“A wolf in sheep’s clothing is still a wolf,” said Olaf Scholz in a statement after a video conference in which finance ministers discussed the regulation of cryptocurrencies. “It is clear to me that Germany and Europe cannot and will not accept its entry into the market while the regulatory risks are not adequately addressed.”
Those risks are high, Scholz said at the European Banking Congress in late November. While digital currencies are going to be a necessary part of a modernized banking system, he said “I do not support private-sector digital currencies.”
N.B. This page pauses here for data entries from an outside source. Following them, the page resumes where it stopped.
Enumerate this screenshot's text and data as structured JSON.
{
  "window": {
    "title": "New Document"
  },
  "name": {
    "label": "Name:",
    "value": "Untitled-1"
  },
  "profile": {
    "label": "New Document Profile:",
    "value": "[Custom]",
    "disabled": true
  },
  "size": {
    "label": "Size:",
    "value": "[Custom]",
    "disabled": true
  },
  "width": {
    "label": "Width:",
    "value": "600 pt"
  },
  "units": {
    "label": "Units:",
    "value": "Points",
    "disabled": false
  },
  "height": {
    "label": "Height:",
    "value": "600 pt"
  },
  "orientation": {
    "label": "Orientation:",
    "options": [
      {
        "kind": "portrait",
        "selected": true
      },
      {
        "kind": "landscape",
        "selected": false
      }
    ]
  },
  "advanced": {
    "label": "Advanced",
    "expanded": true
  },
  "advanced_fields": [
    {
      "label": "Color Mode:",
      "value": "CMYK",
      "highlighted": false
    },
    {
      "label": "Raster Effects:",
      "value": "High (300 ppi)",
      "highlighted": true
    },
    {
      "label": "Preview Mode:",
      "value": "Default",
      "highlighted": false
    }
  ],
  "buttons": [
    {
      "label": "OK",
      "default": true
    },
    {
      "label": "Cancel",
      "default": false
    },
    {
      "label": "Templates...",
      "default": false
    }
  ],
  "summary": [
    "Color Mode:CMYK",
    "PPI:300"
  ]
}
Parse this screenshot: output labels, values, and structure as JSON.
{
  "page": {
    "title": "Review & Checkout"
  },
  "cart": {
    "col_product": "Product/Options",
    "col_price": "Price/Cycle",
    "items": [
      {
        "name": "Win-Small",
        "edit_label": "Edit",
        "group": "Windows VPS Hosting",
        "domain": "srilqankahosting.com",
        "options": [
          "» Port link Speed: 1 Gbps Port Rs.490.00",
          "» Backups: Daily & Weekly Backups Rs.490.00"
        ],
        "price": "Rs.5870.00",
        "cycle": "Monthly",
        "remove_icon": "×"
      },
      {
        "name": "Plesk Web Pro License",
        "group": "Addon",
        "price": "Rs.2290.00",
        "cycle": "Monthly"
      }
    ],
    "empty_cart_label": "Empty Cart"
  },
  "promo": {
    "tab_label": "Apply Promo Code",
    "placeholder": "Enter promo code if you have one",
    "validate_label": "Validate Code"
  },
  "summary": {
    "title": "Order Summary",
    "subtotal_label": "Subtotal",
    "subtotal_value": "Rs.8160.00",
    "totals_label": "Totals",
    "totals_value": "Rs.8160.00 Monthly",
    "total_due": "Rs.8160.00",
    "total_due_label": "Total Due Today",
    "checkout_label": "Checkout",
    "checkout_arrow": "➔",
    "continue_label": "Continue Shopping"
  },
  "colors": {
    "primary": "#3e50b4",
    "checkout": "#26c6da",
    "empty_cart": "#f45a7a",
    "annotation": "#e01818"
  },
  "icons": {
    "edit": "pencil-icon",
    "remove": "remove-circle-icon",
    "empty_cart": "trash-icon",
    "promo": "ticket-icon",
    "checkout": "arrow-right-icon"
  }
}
Speaking on Dec. 7, he added, “We must do everything possible to make sure the currency monopoly remains in the hands of states.”
This drew a quick response from CoinShares Chief Strategy Officer Meltem Demirors on Twitter.
Quoting that line, she warned, “when someone tells you who they are, believe them. [T]his is the battle. [P]repare accordingly.”
Strong support for regulation
More broadly, there is “strong support across the G7 on the need to regulate digital currencies,” According to a U.S. Treasury Department release about Treasury Secretary Steven Mnuchin’s participation in the call.
The Treasury Department release added that Mnuchin said the group “reiterated support” for its October 13 statement on digital payments, in which the ministers emphasized the need to regulate global stablecoins with an eye on their impact on economic policy.
That said “no global stablecoin project should begin operation until it adequately addresses relevant legal, regulatory, and oversight requirements through appropriate design and by adhering to applicable standards.”
That is a process that will likely take years, the group has warned, and “the bar for regulatory approval will be high,” added Bank for International Settlements’ (BIS) head of innovation hub, Benoît Coeuré, in a Nov. 12 interview.